Daily Summary
Formbook activity declined 23% to 24 new samples, down from a 7-day average of 31. This marks a moderate decrease, with observed volumes remaining below the typical weekly baseline.
New Samples Detected
JavaScript (.js) leads with 8 samples, followed by executables (.exe) and VBScript-enclosed (.vbe) at 4 each. The presence of one file with a randomized extension (“.32783286”) suggests an attempt to bypass static file-type filters. No significant shift in naming patterns is observed; samples retain typical Formbook naming schemes, often mimicking system files or utilities.
Distribution Methods
Distribution relies heavily on script-based initiators (js, vbe, vbs, ps1 collectively 16 samples) to download or execute the payload. A single .7z archive indicates occasional weaponized compressed attachments. The .exe and .dll samples likely represent the final stage payloads delivered after initial script execution. This pattern aligns with current email-based campaigns using phishing links or attachments with embedded scripts.
Detection Rate
Most current variants retain moderate detection rates on major AV engines, with the .exe and .dll files typically flagged.

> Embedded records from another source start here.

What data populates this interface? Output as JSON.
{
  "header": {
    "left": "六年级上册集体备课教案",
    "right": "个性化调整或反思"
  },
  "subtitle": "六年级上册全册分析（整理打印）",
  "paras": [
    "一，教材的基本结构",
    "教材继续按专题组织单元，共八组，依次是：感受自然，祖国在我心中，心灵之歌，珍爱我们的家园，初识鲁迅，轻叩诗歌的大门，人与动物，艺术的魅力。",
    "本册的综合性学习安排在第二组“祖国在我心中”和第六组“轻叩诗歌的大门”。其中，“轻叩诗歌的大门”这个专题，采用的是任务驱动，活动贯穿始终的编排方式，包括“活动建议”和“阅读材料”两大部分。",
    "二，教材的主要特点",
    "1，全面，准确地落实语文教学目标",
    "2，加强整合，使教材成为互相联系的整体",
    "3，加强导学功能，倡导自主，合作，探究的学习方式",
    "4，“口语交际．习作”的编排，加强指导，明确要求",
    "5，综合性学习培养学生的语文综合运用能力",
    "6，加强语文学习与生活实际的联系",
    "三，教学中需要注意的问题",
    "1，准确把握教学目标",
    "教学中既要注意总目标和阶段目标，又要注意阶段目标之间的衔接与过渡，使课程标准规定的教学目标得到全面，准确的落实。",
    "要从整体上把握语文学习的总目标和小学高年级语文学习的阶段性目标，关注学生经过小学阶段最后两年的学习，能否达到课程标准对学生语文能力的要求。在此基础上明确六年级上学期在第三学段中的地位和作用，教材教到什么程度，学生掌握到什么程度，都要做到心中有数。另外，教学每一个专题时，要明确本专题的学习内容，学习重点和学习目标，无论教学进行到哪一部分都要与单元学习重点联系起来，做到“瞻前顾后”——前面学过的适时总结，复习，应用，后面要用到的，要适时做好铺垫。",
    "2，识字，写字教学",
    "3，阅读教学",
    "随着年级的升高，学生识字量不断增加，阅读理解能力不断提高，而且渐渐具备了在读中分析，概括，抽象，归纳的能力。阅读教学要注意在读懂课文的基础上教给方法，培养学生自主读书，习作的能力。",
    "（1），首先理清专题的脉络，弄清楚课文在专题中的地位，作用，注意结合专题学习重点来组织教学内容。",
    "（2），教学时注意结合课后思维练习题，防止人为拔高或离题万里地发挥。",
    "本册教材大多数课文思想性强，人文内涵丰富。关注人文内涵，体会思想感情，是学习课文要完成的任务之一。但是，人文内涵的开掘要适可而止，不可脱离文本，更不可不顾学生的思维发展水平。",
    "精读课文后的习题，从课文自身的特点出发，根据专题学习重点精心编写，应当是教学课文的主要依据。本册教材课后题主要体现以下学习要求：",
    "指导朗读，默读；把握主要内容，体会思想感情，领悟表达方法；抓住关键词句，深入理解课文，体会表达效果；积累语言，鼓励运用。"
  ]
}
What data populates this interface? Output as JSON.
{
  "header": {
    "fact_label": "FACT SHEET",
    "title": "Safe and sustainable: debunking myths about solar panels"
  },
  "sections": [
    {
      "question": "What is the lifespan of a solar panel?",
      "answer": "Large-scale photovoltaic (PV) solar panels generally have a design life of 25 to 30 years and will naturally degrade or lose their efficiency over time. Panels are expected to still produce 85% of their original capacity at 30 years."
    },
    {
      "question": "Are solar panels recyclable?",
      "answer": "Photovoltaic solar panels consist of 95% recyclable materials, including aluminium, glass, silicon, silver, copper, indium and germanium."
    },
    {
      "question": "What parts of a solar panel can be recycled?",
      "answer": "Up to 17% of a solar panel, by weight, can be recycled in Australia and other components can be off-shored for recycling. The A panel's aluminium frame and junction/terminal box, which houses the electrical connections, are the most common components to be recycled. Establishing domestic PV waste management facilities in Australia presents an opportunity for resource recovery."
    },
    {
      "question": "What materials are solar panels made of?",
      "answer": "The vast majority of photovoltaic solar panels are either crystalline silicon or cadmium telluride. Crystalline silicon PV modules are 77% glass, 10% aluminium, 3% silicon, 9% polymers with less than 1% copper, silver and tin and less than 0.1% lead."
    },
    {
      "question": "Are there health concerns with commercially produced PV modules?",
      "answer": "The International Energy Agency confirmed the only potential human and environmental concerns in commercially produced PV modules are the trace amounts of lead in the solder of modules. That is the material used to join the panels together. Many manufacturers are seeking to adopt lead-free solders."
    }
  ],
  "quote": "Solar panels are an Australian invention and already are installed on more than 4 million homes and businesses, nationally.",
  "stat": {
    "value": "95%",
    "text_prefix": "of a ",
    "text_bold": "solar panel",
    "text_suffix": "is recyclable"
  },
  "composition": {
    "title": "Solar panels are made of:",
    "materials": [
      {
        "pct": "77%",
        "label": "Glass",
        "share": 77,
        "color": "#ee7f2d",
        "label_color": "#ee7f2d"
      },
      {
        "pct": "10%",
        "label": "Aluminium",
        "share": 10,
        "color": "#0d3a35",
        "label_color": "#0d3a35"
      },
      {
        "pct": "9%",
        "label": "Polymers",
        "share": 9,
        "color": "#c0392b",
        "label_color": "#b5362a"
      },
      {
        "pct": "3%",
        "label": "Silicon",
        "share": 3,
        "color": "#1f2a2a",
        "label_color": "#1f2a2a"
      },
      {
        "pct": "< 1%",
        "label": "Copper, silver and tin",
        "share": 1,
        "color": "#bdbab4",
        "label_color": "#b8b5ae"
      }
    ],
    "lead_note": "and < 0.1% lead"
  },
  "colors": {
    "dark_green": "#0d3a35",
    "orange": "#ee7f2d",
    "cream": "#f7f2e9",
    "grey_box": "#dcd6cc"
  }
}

However, the custom-extension file and some JavaScript samples may evade signature-based detection, as they appear crafted from recent obfuscation templates. AV engines relying on static hashes may miss newer iterations until signatures are updated.
C2 Infrastructure
55 new C2 servers were observed today, a high volume relative to sample count. This suggests adversary testing of fresh infrastructure or rapid churn to evade take-downs. New domains and IPs are distributed broadly, with no distinct geographic concentration; expected ranges include German and Dutch hosting providers common in previous campaigns.
7-Day Trend
Activity remains on a downward trajectory this week, with daily counts consistently below the weekly average. This cooling is likely part of a natural campaign cycle rather than a structural shift.
Security Analysis
The emergence of a non-standard file extension (“.32783286”) and the high ratio of C2 servers to new samples (2.3:1) suggests the operators are stress-testing both delivery and command infrastructure simultaneously. Compare to typical Formbook campaigns, which maintain a lower C2 churn; this could indicate preparation for a larger distribution wave. Actionable recommendation: Monitor outbound connections to recently registered domains on non-standard high ports, flagging any traffic to IPs associated with previous Formbook C2 lists. Update endpoint rules to block execution of script files launched from email attachments and restrict PowerShell execution policy to SignedScripts.